Чудеса сулят соседи.
А я сам, а я сам,
Я не верю чудесам!»

Сам ли, по красноармейской привычке, или любым другим способом из числа многократно описанных ересиологами, но богомил должен не допустить попадания еще одной души в плен Майи. Только через тaинство христовой евхaристии «плоти и крови» можно отправить еще нерожденные сущности в Плерому, трансформировав природную, смертную субстанцию в магическую любовь, разрушающую творение и открывающую путь инициации. Не случайно искаженное название напугавшей церковников болгарской гностической ереси (Bulgarorum haeresis, bulgari, bugri) закрепилось (через далматинское языковое посредство) в европейских языках для обозначения содомитов - английское bugger, французское bougre и русское лагерное «бугор» (бригадир козлов на производстве в колонии). Именно эти особенности учитывает Сеймур, приступая к вербовке Боева. Подложенные Боеву секретарши-«бороды» свою задачу выполнили («Допускаю даже, что она сама себя вам предложила, - полупризнается Сеймур в разговоре о Дороти, - В наше время это самое обычное явление, когда женщина предлагает тебе свое тело»), и американский агент, собравший достаточно материала на Боева («Большая скука» вышла в 1971 году, спустя два года после романа Жиля Перро «Досье на 51-го», вероятного источника вдохновения Райнова), предлагает своему болгарскому коллеге «любовь равных»: «Я позволю себе признаться, не боясь ваших насмешек, что вы с самого начала мне очень понравились. И надеюсь, я не ошибся в вас: мы с вами очень подходим друг другу и отлично друг друга понимаем, Майкл».





Так вот какие «опасные токи» исходят от Сеймура! Это токи пробудившейся Кундалини, но не восходящие, а заставляющие энергию Кундалини повернуть вспять и двигаться вниз. Сеймур - практик Обратной Кундалини, и Боев, кажется, готов снять ментальную каупину и позволить настойчивому и харизматичному вербовщику-манипулятору пробить нижний энергетический фильтр... Не случайно Коста Цонев, сыгравший Боева в «Господине Никто», вновь, как и в «Плохой погоде», задействован Андоновым в роли главного антигероя (на этот раз не Эванса, а Сеймура), так что Боев (в исполнении Антона Горчева) становится фактически участником одного из первых слэш-пэйрингов.
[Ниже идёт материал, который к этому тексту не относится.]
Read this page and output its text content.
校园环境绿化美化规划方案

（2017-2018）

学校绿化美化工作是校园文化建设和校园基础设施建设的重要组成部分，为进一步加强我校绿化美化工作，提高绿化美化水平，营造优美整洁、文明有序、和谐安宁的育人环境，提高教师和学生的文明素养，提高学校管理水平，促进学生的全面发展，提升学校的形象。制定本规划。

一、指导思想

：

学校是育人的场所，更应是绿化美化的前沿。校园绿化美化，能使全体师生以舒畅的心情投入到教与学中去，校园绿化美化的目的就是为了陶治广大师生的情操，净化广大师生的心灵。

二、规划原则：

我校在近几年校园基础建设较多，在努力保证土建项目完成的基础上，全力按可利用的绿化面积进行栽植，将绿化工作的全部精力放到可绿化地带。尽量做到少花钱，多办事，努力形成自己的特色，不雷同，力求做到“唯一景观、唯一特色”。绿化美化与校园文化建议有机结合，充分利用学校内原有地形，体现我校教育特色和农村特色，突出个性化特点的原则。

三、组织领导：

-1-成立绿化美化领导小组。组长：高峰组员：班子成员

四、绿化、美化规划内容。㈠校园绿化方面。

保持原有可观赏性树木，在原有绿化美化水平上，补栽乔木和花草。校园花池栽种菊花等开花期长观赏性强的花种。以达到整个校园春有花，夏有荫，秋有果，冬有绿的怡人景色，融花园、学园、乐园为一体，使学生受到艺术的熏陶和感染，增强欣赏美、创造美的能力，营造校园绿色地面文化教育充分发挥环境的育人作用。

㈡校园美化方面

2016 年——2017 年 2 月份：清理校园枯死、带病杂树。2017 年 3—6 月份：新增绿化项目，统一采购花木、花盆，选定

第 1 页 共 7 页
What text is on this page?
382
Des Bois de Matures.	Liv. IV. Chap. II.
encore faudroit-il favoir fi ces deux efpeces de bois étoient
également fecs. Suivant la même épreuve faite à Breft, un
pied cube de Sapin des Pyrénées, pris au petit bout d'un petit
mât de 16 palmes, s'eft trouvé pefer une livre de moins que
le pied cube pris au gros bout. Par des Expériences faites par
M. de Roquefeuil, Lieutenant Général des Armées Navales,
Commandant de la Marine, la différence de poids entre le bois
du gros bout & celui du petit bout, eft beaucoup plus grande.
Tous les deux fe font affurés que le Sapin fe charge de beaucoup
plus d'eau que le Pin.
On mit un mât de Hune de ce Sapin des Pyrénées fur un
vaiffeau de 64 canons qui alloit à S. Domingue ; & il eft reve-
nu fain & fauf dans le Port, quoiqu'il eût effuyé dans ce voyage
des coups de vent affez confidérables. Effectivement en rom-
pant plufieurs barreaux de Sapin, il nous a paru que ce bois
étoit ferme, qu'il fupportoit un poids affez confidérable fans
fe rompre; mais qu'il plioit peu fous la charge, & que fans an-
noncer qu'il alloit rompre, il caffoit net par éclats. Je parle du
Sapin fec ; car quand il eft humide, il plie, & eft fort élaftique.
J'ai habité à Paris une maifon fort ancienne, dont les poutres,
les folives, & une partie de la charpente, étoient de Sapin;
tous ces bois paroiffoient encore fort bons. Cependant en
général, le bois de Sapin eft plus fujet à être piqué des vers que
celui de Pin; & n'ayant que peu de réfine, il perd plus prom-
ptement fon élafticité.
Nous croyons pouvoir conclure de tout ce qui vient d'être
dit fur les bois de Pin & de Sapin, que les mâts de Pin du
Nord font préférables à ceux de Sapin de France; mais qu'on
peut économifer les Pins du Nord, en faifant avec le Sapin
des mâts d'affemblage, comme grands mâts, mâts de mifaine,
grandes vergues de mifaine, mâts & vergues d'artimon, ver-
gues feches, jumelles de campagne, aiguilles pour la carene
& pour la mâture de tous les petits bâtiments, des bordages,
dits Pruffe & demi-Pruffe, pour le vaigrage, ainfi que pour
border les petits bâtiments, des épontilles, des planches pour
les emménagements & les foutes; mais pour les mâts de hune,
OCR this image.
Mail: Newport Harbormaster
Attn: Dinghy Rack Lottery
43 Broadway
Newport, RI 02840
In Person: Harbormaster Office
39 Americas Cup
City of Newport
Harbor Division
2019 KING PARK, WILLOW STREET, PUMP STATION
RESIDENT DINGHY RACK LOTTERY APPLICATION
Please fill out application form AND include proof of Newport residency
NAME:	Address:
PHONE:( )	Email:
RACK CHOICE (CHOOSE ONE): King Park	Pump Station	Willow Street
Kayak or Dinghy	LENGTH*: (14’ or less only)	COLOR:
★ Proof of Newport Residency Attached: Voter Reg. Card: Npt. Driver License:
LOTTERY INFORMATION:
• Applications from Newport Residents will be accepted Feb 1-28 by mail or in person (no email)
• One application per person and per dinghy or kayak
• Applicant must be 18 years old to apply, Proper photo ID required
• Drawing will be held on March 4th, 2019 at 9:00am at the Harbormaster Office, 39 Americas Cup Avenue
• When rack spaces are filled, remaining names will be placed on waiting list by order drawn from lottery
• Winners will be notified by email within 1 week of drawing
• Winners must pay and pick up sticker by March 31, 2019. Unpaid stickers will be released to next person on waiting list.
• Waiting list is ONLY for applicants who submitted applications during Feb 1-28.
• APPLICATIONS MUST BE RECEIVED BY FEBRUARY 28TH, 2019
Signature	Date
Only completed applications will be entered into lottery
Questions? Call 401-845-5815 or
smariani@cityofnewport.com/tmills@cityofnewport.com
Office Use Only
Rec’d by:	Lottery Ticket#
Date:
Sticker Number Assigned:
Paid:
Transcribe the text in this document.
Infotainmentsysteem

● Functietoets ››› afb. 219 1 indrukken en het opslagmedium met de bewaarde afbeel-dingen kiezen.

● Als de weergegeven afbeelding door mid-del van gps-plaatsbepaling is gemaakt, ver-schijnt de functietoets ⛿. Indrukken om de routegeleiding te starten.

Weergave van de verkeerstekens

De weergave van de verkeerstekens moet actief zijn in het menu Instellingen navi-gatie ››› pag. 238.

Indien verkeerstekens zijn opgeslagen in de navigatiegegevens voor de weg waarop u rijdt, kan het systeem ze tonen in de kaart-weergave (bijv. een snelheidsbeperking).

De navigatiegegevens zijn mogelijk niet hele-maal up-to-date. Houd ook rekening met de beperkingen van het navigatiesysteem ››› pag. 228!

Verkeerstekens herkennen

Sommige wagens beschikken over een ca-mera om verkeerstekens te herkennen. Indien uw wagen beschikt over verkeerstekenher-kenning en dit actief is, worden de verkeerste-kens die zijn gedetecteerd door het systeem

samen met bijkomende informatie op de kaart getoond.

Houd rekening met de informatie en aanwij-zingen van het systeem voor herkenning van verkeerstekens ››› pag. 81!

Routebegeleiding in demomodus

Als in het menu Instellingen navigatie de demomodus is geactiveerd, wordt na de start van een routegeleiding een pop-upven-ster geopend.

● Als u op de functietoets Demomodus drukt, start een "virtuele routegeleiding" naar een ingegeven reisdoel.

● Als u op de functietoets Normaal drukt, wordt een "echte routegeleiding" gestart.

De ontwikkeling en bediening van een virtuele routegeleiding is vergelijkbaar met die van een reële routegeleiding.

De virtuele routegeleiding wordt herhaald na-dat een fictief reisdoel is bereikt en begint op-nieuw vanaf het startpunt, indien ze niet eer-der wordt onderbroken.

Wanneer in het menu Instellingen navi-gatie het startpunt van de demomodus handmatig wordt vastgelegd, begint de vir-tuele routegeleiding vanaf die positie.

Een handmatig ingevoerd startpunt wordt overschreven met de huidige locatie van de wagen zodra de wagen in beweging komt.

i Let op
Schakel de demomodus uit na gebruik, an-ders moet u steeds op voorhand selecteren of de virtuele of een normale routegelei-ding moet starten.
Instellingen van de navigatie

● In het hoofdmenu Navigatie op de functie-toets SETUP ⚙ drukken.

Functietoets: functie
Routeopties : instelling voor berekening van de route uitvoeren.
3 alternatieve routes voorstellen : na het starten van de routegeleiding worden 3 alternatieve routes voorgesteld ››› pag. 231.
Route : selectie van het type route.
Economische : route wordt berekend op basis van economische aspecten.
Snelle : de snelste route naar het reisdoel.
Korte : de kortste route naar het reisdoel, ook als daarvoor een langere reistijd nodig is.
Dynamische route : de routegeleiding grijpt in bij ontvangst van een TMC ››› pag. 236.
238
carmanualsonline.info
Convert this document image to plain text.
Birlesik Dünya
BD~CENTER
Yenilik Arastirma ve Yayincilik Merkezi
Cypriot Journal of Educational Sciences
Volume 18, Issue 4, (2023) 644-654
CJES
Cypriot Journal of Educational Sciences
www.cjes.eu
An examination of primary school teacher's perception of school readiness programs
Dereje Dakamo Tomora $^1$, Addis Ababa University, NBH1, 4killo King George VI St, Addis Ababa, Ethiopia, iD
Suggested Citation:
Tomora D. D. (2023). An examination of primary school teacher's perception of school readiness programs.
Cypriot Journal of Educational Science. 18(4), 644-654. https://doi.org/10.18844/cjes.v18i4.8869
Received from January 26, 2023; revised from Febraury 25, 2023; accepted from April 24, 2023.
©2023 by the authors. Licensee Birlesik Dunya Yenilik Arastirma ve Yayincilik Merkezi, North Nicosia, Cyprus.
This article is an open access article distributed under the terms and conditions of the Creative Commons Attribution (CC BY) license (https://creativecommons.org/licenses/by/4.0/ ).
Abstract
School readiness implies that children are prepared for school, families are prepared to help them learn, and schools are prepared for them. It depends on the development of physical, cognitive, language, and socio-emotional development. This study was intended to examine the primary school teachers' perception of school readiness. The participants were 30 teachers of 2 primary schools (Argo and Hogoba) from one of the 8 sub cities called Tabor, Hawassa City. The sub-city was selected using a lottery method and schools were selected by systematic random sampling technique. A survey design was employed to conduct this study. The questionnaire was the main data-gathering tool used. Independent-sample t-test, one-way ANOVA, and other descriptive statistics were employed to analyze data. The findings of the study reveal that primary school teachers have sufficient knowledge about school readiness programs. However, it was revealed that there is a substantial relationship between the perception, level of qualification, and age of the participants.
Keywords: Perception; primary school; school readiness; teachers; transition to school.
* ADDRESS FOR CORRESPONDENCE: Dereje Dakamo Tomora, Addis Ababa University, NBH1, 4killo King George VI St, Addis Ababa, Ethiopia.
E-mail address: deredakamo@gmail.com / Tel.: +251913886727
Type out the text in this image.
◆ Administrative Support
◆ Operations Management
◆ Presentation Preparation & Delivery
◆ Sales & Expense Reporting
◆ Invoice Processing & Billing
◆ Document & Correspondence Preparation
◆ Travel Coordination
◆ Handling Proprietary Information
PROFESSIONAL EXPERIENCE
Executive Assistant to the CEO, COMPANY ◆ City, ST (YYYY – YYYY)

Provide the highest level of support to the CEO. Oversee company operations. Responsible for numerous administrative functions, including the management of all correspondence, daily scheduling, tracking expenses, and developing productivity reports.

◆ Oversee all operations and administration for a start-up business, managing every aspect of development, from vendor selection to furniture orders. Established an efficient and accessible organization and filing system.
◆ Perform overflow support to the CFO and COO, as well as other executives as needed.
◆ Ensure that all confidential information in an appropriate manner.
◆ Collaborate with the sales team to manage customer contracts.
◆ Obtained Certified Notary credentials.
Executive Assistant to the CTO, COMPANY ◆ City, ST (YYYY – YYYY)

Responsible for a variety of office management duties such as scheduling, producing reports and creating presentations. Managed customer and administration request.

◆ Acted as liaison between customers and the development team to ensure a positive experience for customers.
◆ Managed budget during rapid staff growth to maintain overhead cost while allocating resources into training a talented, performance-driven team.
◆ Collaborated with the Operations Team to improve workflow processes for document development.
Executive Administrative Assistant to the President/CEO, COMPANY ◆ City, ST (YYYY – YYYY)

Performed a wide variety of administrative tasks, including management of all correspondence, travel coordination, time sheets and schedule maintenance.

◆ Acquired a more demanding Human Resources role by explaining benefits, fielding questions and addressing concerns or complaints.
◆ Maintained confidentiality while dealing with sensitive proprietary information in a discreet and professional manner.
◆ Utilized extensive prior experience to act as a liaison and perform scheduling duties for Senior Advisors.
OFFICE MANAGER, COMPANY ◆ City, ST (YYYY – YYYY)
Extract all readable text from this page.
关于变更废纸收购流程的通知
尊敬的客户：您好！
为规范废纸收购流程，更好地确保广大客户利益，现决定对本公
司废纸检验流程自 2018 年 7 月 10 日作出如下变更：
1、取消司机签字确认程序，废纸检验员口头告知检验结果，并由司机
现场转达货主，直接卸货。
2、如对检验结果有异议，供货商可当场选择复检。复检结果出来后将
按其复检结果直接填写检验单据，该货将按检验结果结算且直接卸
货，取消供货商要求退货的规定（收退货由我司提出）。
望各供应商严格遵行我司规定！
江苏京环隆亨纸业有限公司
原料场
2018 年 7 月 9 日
Художник Мирослав Грдина на плакате к выходу фильма в чехословацкий прокат (под названием «Большая игра») буквально обыграл режиссерский замысел,  разделив изображения двух героев классическим обратным слэшем («\»).

Андонов, в равной мере увлекавшийся англо-американской рок-сценой и французской «новой волной», представляет сюжет повести как нелинейное рельефное поле, заставляя Боева многократно проходить на экране временные петли разной протяженности, от нескольких секунд до десятков минут. Боев как будто прокручивает в памяти один и тот же момент, воспринимая его как новый, в поисках точки выхода из плена времени и соблазна. Только что он отдавался садомазохистскому телесному ритуалу подчинения и освобождения, вызывая демонические силы через гипервентиляцию, крик, кровь и боль, и вот уже бежит прочь от наваждения по незнакомому городу, затерявшись среди «нескончаемой, многонациональна и пестрой толпы» («босоногие юноши в косматых полушубках, девушки, вероятно забывшие надеть юбки либо второпях вышедшие в пижамах, шествие голых и полуприкрытых бедер, платьев длиной до пояса или до земли, крашеных либо просто неумытых физиономий, блузок, смахивающих на рыбачьи сети, мужских холщовых штанов, поддерживаемых бечевками, не говоря уже о феерии красок с явным преобладанием кричащих») в купленном на уличном рынке хипповском парике, под звуки песни Look at Yourself от группы «Юрайя Хип».





Выбор песни не случаен: Цонев  (Боев\Сеймур) в буквальном смысле смотрит на себя в зеркало (сквозь  отражающегося в нем Горчева), на мгновение вырвавшись из временного потока в надвременной тоннель, в скважину между мирами («Иной раз мною овладевает чувство, что своего собственного мира у меня нет, что я передвигаюсь не в мирах, а в узких промежутках между ними, обреченный вечно патрулировать на этой узкой полоске, именуемой „ничейной землей“»), чтобы  - через пару минут - вновь окунуться в удушливую атмосферу запретной эротики общественных туалетов (в которых простодушный советский «куратор» Юрий Модин так любил назначать свидания своему «подопечному» - кембриджскому гоминтерновцу Кернкроссу) со страстным сплетением тел и экстатическими возгласами-упреками: «А вы понимаете, что я вас не пущу!?» - «А вы понимаете, что я не могу не поехать, не могу?!».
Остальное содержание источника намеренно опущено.